Le bilan économique, talon d’Achille de l’AKP
Le parti au pouvoir, qui domine tous les scrutins depuis plus de 20 ans, doit faire face à ce nouveau constat : il ne convainc plus. Jugé responsable des mauvais résultats économiques du pays, alors que la Turquie est frappée par une inflation record, la désaffection des électeurs de l’AKP avait déjà été enregistrée cette année avec le départ de 200 000 partisans. Dans un rare geste de repentance, Recep Tayyip Erdogan a admis qu’il n’avait pas pu obtenir le résultat souhaité.
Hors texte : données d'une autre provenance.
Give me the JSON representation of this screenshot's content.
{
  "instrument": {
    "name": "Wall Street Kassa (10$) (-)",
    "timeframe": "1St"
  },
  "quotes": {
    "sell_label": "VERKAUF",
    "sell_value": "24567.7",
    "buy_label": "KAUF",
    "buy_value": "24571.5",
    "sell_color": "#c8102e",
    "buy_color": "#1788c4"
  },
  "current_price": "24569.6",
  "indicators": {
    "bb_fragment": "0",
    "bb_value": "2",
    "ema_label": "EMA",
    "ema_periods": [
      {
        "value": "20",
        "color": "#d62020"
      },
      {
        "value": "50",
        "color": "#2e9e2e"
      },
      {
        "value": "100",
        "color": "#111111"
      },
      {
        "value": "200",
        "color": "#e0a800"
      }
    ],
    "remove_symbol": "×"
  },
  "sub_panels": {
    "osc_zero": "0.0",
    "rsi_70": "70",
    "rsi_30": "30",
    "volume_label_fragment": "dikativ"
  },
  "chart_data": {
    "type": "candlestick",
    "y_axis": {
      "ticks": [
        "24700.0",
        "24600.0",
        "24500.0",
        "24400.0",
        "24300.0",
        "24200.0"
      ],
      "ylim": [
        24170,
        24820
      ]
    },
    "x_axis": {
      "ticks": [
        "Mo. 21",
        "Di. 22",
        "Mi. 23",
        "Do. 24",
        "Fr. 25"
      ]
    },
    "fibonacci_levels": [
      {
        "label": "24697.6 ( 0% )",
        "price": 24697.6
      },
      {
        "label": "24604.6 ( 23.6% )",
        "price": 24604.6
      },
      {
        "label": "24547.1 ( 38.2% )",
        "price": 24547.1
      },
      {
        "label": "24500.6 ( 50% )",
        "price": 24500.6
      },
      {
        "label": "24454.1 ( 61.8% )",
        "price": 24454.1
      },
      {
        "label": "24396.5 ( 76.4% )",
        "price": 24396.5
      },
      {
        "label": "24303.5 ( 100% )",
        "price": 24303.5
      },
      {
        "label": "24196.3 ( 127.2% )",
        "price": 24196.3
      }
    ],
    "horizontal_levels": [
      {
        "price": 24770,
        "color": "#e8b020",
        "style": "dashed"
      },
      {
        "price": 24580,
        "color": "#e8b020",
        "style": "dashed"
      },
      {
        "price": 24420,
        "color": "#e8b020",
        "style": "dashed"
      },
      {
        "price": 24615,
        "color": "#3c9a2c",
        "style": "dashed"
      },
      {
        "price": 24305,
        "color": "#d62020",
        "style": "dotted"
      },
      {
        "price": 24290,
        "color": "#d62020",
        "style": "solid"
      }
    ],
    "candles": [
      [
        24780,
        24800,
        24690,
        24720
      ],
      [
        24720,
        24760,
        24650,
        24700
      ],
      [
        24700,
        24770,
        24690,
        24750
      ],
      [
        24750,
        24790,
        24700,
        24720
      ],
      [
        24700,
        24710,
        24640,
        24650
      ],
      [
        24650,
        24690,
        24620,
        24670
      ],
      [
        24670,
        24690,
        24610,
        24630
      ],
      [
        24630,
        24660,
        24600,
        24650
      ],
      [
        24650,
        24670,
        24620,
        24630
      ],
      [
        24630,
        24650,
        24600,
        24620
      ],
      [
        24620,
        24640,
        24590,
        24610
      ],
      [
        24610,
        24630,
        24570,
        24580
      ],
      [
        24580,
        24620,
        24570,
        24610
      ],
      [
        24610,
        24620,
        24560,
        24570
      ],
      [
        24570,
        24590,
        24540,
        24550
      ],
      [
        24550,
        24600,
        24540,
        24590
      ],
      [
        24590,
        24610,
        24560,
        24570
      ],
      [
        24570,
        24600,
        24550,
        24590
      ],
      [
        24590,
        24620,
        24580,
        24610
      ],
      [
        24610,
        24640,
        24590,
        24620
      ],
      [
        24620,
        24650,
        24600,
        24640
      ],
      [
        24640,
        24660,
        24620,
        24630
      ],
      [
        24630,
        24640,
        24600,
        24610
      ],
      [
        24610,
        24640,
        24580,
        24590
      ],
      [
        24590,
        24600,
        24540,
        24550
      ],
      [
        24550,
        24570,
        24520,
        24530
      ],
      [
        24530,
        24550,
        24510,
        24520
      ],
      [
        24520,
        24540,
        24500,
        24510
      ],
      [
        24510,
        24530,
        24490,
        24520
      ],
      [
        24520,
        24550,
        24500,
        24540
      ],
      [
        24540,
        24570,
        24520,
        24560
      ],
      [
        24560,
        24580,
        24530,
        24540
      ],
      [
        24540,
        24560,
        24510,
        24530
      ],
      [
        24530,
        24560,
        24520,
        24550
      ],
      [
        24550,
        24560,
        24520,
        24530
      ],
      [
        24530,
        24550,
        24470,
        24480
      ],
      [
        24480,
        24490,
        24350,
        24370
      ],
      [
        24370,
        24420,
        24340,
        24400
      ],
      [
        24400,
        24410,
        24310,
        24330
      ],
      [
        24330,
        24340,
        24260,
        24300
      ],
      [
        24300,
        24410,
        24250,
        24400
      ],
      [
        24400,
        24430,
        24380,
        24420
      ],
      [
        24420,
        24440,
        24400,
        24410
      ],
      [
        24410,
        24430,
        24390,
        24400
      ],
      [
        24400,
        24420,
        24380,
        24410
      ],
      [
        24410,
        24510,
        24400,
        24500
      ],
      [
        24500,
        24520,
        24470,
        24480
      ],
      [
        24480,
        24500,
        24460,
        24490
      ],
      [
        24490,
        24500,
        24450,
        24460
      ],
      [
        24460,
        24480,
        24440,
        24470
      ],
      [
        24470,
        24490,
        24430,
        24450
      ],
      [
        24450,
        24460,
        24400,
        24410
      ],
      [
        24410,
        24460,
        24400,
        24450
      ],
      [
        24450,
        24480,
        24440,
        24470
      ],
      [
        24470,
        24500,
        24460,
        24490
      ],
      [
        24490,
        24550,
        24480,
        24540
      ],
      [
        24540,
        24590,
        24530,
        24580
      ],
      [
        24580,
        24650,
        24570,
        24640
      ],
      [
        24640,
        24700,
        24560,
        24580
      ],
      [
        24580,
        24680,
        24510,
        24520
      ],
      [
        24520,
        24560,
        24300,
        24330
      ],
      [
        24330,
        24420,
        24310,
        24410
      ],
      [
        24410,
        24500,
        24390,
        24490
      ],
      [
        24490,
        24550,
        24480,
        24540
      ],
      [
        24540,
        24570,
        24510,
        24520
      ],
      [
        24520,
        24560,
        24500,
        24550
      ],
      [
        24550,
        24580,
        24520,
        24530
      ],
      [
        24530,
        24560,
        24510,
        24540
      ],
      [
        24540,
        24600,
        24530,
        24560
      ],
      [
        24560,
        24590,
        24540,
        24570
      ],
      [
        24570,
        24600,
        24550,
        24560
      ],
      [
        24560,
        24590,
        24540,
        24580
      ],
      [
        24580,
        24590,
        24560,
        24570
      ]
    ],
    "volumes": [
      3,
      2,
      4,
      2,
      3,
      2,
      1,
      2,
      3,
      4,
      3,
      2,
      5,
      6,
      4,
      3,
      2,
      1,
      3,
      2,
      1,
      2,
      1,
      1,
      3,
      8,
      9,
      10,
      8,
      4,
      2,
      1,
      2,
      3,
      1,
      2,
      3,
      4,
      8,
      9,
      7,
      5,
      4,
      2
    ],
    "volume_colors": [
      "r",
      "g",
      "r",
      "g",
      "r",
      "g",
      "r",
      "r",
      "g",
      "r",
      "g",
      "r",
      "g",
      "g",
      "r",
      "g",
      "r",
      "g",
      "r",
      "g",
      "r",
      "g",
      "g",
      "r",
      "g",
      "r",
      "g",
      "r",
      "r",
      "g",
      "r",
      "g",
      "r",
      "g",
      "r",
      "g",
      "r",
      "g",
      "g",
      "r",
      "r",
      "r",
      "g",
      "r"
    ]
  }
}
Dimanche soir, le reis a concédé devant le siège du parti à Ankara que ces résultats constituaient « non pas une fin, mais un tournant » pour son camp, devant une foule anormalement silencieuse, ont rapporté les observateurs sur place. Le parti présidentiel a souffert de la montée d’un petit parti au sein de sa coalition. Le Nouveau parti de la Prospérité (Yeniden Refah), parti islamiste ultraconservateur, avait en effet décidé de mener sa course en solitaire et a voulu apparaître en alternative crédible face à l’AKP, en dénonçant notamment les politiques économiques du gouvernement. Selon la moyenne nationale, le parti a obtenu plus de 6% des voix, bien plus que prévu, disséminant ainsi les votes du parti majoritaire. Pourtant, il n’y aura probablement pas de changement annoncé par le Président dans la conduite du pouvoir. Sur le plan économique, Recep Tayyip Erdogan a réitéré ses promesses antérieures de relance, garantissant qu’il s’éloignerait des « mesures populistes ».
Cap sur 2028
La victoire historique de l’opposition pourrait changer l’avenir de la compétition politique en Turquie. À Ankara et Istanbul, les deux vainqueurs, Mansur Yavas et Ekrem Imamoglu, tous deux issus du CHP, acquièrent ainsi une stature présidentielle en confirmant leur assise populaire cinq ans après 2019. Célébrant sa victoire, l’édile d’Istanbul a évoqué « l’aube d’un nouveau jour », promettant « une renaissance de la démocratie ». Bien que le président turc ne puisse effectuer plus de deux mandats consécutifs, le dirigeant aux relents autocrates pourrait, selon de nombreux spécialistes, apporter des modifications à la Constitution et prolonger ainsi son règne.
Un scénario d’autant plus crédible après ce désaveu, bien que le reis ait préféré dimanche souligner la « victoire de la démocratie » qui s’est exprimée à travers ces élections, marquées par une forte participation. Difficile en effet d’imaginer cet ultraprésident quitter la scène politique en assumant une popularité à bout de souffle. À défaut de laisser en héritage une image d’homme providentiel à la fin de règne apaisée, le dirigeant pourrait plutôt s’imposer avec ses manœuvres habituelles : agiter les polarisations du pays en provoquant les angoisses existentielles de la population et en diabolisant davantage les forces politiques qui lui sont opposées. Si les municipalités entretiennent un lien primordial avec la population, le système politique turc laisse les rênes au président, qui a encore plus d’une carte à jouer pour éviter l’érosion de son pouvoir.